Brave New Pharmacy

(4 of 7)

The antibodies then go through testing to make sure they will bind to cancer cells with the designated receptor, that they can be absorbed by the body and that they won't have toxic side effects. Some of these studies can be done in the lab, but they quickly move into animal and finally human subjects. Already, Millennium has 40 potential targets for monoclonal-antibody drugs against various cancers, and Tepper's goal is to generate 10 to 12 new ones each year.

Access to the genome has drastically improved the efficiency of another traditional drug-finding strategy--and again, Millennium's approach typifies what other firms are doing. Drug companies have often found new medicines by seeking compounds similar to ones they already know, and since most pharmacologically active compounds are based on proteins--that is, on chemicals manufactured naturally from genetic instructions--at least some of those genes should be hidden in the genome.

In 1998, Tepper's team used this reasoning to try to improve on the popular blood-pressure-lowering drugs known as ACE inhibitors. These compounds inhibit an enzyme called angiotensin-converting enzyme (ACE), which is responsible for making the muscle cells in blood vessels contract, which drives blood pressure up. By interfering with the activity of this enzyme, ace inhibitors keep blood vessels relaxed and pressure down.

But the ACE inhibitors currently on the market don't work on everyone, and Millennium figured that the genome might help them find a better version. So researchers sat down at their computers, plugged in some genetic sequences found in the gene for ACE and came up with 10,000 genes that might have comparable activity.

Then they used Zeus to set up microarray analyses and winnowed the 10,000 down to one promising protein they call ACE-2. Testing the enzyme on tissue cells from different organs in the body, the scientists showed that whereas the original ACE acts broadly on many tissues in the body, ACE-2 is particularly active in heart and kidney cells, where it might be more effective in controlling high blood pressure. Because they already knew on the molecular level exactly how ace worked, Tepper's team also knew precisely which lab tests would determine whether ACE-2 had the same effects.

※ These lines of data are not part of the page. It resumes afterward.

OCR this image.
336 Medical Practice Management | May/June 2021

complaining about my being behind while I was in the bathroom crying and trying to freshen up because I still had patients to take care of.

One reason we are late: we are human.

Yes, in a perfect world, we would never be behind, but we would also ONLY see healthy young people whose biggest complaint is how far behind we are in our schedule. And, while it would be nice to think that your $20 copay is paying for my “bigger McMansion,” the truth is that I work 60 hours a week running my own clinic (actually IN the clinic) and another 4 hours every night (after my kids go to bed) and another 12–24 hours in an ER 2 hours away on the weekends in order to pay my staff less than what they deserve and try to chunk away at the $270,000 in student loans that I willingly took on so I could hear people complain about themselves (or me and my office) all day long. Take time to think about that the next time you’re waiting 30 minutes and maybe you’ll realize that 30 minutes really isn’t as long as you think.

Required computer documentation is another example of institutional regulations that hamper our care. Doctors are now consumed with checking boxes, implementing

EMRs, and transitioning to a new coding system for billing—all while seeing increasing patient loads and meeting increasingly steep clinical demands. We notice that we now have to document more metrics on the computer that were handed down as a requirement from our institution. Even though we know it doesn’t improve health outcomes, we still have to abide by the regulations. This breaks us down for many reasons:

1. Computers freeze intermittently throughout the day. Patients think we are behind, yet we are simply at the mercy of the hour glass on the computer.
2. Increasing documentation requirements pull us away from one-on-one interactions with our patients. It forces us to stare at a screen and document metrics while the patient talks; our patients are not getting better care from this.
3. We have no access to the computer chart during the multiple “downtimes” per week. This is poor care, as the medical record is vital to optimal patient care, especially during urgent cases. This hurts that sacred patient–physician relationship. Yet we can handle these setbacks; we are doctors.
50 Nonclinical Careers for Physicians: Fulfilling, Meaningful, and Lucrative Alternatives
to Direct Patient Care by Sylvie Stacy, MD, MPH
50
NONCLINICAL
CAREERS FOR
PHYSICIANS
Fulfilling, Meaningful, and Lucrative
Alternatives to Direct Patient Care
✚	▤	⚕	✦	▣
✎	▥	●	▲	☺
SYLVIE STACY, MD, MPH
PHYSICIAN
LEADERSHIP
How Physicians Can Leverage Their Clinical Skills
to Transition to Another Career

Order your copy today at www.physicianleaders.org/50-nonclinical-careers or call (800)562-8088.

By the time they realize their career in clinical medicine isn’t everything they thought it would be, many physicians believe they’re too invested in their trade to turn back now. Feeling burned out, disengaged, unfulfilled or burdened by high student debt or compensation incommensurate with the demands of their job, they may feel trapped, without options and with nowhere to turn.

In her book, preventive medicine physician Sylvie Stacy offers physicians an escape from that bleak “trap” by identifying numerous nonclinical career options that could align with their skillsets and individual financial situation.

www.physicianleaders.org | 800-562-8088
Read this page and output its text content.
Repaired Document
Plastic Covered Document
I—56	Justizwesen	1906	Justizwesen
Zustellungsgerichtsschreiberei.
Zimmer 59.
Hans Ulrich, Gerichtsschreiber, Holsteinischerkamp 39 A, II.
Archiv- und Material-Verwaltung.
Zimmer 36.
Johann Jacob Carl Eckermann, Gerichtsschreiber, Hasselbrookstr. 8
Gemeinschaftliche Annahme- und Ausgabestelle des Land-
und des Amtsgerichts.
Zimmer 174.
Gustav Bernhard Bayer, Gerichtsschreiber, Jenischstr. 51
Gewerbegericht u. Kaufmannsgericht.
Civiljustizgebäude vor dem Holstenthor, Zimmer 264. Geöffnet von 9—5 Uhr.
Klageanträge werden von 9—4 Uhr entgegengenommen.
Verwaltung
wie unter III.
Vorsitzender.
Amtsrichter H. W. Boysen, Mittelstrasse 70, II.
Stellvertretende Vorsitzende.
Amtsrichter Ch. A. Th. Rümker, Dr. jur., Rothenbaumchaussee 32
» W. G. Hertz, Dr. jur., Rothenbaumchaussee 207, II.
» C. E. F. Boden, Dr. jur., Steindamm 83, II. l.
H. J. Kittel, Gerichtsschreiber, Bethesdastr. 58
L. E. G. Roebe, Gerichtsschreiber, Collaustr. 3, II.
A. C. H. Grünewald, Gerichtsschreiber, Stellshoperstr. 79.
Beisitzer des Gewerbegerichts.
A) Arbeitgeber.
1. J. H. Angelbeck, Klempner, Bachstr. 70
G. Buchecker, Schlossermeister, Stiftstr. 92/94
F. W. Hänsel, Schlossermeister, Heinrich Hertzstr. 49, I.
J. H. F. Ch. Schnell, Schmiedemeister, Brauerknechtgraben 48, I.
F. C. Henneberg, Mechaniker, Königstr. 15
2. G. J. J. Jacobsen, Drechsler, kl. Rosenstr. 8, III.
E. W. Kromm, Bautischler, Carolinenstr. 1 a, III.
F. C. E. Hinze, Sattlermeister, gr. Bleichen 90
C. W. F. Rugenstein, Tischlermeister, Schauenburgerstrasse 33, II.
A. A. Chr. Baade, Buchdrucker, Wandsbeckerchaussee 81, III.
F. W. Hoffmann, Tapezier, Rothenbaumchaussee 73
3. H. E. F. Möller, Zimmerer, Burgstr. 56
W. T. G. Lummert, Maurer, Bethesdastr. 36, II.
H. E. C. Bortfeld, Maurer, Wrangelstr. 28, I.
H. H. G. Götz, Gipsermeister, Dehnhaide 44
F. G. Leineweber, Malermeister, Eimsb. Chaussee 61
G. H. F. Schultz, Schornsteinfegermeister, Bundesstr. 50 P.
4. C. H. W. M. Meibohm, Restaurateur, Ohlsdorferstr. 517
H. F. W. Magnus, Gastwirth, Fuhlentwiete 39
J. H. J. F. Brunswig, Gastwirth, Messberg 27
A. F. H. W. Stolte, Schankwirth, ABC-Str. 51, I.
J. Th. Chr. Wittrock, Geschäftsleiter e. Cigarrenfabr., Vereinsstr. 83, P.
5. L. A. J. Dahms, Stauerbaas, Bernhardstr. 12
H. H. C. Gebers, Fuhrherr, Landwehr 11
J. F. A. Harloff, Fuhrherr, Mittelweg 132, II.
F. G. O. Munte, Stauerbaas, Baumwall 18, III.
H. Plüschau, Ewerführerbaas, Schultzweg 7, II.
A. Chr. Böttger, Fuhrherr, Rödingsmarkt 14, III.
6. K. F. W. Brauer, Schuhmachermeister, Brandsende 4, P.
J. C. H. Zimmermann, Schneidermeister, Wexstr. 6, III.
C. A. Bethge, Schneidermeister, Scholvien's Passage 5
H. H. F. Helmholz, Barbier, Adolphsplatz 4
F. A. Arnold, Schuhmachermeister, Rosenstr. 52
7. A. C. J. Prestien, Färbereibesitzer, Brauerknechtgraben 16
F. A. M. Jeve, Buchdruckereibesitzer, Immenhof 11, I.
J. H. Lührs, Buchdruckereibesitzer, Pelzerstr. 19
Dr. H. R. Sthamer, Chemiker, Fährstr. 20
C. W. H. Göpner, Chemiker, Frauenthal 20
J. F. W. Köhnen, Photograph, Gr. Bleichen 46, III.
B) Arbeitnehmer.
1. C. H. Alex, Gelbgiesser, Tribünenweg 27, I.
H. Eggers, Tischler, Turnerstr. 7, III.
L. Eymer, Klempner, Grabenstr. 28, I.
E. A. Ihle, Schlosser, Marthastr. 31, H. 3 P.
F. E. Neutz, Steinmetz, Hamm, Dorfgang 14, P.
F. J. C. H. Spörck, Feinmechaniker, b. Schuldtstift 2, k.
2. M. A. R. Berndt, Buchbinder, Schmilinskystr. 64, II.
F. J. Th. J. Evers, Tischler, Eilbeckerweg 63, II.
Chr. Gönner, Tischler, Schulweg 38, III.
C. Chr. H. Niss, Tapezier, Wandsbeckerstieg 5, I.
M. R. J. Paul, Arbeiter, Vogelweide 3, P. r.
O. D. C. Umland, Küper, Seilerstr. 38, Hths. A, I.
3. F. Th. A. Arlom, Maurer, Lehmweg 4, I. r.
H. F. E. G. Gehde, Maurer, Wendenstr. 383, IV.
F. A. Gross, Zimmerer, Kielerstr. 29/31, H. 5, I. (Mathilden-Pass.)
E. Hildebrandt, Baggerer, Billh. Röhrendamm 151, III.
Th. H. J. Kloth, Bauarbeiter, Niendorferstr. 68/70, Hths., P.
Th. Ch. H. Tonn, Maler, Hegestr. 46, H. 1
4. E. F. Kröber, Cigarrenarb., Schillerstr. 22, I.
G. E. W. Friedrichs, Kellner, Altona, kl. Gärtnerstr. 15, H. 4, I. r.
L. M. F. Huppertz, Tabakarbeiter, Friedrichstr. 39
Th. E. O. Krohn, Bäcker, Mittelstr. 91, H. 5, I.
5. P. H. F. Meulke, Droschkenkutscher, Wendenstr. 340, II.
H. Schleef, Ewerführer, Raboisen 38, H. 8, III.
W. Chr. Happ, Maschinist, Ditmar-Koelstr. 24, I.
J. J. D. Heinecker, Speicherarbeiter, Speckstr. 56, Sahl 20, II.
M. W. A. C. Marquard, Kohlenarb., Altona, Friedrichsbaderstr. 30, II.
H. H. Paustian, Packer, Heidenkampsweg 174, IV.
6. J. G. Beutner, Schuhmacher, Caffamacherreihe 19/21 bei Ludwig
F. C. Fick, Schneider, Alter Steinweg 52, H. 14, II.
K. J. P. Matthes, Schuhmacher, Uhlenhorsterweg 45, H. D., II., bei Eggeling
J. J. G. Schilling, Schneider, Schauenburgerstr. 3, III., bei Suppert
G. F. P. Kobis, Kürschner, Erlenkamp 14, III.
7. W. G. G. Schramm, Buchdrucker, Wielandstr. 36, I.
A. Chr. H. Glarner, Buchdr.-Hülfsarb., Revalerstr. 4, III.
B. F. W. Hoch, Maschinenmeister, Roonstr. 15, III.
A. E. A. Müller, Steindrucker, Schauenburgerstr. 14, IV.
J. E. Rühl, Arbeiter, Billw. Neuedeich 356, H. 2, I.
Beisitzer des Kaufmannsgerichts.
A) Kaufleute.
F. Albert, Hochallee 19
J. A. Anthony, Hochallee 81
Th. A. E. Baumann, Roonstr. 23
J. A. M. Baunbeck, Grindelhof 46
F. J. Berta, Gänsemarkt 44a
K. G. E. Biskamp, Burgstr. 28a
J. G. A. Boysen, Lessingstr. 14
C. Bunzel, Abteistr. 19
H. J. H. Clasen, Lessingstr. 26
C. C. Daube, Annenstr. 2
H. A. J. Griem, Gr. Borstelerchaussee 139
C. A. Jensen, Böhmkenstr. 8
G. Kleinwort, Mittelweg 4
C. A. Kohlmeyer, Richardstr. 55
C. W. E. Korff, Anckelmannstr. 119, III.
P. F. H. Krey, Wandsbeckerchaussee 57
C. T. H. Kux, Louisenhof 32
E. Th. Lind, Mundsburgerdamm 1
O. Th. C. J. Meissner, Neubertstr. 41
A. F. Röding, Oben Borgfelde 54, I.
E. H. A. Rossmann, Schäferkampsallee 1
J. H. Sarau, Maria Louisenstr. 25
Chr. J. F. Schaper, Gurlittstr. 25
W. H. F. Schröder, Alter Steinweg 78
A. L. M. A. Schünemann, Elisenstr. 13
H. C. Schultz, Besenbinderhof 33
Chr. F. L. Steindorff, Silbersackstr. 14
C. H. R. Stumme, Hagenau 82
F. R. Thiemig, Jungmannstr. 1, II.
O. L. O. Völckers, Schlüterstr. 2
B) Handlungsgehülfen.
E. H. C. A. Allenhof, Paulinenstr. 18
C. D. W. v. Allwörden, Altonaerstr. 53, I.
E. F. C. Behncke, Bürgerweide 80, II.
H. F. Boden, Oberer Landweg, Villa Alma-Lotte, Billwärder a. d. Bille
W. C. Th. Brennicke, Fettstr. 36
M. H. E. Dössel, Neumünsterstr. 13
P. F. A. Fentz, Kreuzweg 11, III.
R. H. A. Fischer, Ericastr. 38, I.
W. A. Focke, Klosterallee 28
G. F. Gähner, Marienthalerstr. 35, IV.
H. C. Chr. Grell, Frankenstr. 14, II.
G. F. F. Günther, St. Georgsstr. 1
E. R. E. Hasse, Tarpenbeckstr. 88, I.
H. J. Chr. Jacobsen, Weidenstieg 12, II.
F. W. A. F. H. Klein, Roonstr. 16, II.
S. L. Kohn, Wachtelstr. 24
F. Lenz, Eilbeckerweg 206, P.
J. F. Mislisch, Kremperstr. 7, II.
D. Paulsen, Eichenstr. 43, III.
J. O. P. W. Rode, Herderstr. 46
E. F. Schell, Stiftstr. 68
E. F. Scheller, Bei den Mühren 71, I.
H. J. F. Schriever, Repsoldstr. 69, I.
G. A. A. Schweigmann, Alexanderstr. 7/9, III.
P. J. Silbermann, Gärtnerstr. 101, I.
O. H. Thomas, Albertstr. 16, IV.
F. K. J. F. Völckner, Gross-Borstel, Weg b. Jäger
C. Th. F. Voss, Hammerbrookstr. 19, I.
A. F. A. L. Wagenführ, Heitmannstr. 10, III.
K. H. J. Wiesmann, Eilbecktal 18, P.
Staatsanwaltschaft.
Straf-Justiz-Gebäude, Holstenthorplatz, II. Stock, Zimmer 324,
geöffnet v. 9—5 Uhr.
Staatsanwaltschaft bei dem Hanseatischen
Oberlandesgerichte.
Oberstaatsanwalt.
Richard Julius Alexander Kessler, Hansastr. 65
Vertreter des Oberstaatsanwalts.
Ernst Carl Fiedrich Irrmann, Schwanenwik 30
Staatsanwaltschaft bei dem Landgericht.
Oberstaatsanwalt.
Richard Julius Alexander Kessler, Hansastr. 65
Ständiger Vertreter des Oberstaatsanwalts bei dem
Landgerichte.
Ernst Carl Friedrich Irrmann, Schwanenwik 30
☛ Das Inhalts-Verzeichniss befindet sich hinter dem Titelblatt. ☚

It did, so they moved quickly to develop a compound that inhibits ACE-2. Scientists combed through Millennium's library of 700 different classes of compounds for molecules whose chemistry made them candidates to clamp down on ACE-2 activity. Then, with the help of protein-modeling software (see Bioinformatics box), they manipulated the chemical structure of their new inhibitor to give it optimal binding affinity with the ACE-2 receptor. In about two years, Millennium had created a new blood-pressure-drug candidate that is now being tested in animals.

The last step for the ACE-2 inhibitor, as for any drug, is human clinical trials. Because the Food and Drug Administration requires such rigorous testing, this is by far the most expensive part of drug development. So for human trials in some cases, Millennium has formed partnerships with large pharmaceutical companies that have the necessary resources and will share in any eventual profits.